Wednesday, March 15, 2017

Dr. Marguerite Shuster, PhD, Harold John Ockenga Professor Emerita of Preaching and Theology and Senior Professor of Preaching and Theology, Fuller Theological Seminary, was the keynote speaker at Tyndale Seminary Preaching Conference on March 6, 2017. We were able to sit down with her and ask her what she felt was important in preaching today.

What are the important elements to preparing a good sermon?

“There are complexities to sermon preparation. It takes time, first and foremost. It starts with the exegetical step and involves taking the text seriously—you need to engage with the text, really listening to it and not just to some agenda you bring to it. The second step is the engagement with your world and with the hearts and lives of the people in your congregation.

"The qualities of imagination, of collecting illustrations and of thinking through the design of the sermon also come into play. There is nothing wrong with classic 3-point sermons, except that we're tired of hearing them. We don't want to listen to any more sermons that just go on and on for 20 or 25 minutes, either. That kind of adlibbing irritates people and causes them not to care about what you're saying.

"There is a kind of esthetic here. It is the evocative character of the words that we use and the way we design the sermon itself that are important, so that it holds the listener's attention until the end. Often preachers work with a ‘pearls on a string’ design. They have a point and they make it, then stop. And then they have another point and they make it. You can cut the string at any point, and you'll never know when they are going to be done. That's not a good sermon design because it doesn’t pull people along until the end. Someone once told me that they enjoyed my preaching because they never knew where it was going to take them. They experienced the sermon as something that would have a different shape depending upon its objective. What if you were preaching on an epistle and wrote a contemporary letter? What if you took a biblical narrative and told a story? What if you took a psalm of lament and by use of anachronism that was faithful to that passage, you wrote a contemporary lament? There are a lot of different kinds of things that you can do.”

Where can preachers find inspiration?

“Reading quality literature can help—novels or short stories that have the length of a sermon, that build tension and have movement and do interesting things that keep people with you. Poetry is another place to look to—poetry like that of Billy Collins, who uses common life experience and language in a highly evocative way. Preachers also need to be constantly observing. Everything in the whole universe is a sermon illustration. If preachers aren’t paying attention to the whole of life, they will always be talking about their favorite sports team or their family because they don't have anything else to use as an illustration.”

What are some barriers that preachers are facing today?

"It's often assumed that preachers have all the answers, until the hearer in real pain finds out that they don’t. Then people sometimes leave the church because they don’t see that there may be a worthwhile alternative to having all the answers. Standard answers might work when they're applied to someone else’s life. When it comes to the problems in your own life, you might discover that the same answers don’t fit. If your pastor doesn’t understand this, it might seriously impact the faith of suffering members in the congregation. I question the need to have it all worked out. The Bible isn’t like that; God isn’t like that. Well then, fess up. Preachers need to get shaken out of believing that they have it all figured out.

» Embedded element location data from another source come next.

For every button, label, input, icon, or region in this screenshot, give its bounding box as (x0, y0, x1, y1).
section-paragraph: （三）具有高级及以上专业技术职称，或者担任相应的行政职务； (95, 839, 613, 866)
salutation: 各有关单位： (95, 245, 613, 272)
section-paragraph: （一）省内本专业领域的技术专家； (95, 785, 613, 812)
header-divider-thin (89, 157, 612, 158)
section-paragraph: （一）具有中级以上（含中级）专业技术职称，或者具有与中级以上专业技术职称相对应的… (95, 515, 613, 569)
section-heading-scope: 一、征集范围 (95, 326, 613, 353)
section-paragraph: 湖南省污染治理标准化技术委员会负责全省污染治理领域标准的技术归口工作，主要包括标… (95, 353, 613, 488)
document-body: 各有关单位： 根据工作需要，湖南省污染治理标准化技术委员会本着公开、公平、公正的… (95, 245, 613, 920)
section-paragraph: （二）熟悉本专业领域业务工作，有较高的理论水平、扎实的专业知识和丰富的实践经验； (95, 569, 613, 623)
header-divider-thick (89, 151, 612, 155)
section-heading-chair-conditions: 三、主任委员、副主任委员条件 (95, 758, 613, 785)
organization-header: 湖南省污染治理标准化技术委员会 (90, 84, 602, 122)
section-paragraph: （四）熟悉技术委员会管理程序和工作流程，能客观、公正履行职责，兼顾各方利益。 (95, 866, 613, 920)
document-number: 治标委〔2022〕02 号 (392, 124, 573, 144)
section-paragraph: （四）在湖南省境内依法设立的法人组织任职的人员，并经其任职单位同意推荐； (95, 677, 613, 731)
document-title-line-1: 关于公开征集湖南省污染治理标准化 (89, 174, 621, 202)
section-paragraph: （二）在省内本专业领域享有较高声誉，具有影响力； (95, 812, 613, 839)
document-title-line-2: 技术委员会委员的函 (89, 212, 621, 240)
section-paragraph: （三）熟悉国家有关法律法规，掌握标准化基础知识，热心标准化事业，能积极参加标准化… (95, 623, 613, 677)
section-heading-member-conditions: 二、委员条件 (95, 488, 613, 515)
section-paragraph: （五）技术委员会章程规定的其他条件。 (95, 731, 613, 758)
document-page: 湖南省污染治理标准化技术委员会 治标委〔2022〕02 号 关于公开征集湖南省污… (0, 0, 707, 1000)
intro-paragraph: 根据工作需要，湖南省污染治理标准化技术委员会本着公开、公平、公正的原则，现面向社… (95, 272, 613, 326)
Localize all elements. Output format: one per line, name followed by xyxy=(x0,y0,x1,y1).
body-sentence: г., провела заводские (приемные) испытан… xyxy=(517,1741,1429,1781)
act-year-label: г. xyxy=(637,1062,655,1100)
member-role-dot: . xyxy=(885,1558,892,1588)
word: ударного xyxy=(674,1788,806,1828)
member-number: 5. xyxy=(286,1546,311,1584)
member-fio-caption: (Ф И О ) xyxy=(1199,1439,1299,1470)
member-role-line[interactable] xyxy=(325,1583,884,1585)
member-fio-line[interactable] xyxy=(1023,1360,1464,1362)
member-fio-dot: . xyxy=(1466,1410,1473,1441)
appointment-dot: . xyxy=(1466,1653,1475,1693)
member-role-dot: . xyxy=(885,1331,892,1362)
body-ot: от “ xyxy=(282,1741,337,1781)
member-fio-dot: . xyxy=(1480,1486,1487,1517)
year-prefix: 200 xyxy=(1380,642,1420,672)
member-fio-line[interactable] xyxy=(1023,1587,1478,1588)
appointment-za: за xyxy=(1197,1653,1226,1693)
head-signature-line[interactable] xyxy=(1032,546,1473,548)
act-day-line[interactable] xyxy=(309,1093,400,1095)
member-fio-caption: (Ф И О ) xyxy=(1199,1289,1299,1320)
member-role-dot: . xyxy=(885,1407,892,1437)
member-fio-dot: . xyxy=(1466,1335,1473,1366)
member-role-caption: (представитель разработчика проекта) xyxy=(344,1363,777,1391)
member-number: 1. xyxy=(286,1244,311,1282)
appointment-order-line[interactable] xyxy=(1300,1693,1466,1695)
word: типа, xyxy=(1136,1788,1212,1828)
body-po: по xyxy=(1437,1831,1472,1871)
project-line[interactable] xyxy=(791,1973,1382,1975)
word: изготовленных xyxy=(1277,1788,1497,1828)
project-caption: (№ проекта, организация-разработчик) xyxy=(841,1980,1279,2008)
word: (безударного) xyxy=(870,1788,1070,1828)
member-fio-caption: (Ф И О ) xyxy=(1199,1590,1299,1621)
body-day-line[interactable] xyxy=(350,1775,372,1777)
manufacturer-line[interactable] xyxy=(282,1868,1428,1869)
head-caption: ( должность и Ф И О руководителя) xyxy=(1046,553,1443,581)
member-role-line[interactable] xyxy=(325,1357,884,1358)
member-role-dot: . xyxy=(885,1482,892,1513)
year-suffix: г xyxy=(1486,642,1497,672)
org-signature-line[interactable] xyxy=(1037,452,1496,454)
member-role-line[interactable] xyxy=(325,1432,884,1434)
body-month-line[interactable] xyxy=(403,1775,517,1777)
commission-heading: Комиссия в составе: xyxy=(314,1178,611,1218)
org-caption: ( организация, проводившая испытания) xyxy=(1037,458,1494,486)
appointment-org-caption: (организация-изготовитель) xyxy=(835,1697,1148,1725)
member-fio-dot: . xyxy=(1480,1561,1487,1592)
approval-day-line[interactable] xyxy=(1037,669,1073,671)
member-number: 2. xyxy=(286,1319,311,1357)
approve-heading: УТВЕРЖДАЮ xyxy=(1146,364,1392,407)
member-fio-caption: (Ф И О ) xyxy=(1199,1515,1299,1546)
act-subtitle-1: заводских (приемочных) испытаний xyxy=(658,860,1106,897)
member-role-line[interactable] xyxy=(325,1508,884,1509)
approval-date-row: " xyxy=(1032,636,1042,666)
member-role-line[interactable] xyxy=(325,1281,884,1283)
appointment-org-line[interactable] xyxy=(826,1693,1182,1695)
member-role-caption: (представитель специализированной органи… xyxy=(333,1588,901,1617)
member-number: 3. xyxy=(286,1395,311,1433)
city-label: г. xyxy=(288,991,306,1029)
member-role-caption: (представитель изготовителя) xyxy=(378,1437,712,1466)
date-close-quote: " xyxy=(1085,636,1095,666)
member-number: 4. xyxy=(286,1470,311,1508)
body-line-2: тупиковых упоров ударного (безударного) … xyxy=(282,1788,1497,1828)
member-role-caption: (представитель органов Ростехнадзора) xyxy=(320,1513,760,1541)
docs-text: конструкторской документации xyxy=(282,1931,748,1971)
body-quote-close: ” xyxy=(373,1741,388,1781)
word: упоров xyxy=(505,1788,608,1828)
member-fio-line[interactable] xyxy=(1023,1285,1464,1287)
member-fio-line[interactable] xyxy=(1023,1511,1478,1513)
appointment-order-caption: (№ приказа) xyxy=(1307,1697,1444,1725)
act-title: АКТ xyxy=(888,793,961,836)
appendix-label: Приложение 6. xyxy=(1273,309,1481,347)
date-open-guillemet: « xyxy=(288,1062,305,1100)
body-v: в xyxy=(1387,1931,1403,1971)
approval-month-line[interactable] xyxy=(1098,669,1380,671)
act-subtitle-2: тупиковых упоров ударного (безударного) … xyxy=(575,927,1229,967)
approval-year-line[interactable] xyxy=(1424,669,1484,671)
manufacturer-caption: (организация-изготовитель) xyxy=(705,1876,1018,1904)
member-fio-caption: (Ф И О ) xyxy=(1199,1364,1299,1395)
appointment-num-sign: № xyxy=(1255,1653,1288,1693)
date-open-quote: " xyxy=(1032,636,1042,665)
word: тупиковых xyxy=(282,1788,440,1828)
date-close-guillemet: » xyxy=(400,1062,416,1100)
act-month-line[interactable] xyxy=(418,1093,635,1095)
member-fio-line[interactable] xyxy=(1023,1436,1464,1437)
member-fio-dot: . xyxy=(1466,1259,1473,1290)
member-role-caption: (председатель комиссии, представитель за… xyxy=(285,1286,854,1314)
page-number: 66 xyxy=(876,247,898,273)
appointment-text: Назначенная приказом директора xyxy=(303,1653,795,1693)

"We live in a culture where we are expected to be triumphant, and this expectation presents certain risks. For instance, always saying that we are having a great day is for public consumption and starts to erode our honesty with ourselves, which erodes any possible honesty before God. If we ourselves don’t know where we are, how can we come before God with the openness required to receive the supply that God has for us? The cultural pressures are astonishing. I don’t have quick fixes; we are bunch of sinners. We need to live remembering the fact that we are sinners."

What to do you see as important for preachers to remember?

"It is not our job to justify God’s ways to human beings. It is our job to cling to the hope and to the promise. It is the hope and the promise that enable sacrifice on this earth in the interest of things that matter, such as justice, because all the failures around us are not the last word. In my view, if we don’t have that, and if all of our focus is in the now, then that is a setup for self-interest and cowardice. It is the hope and the promise that make everything possible."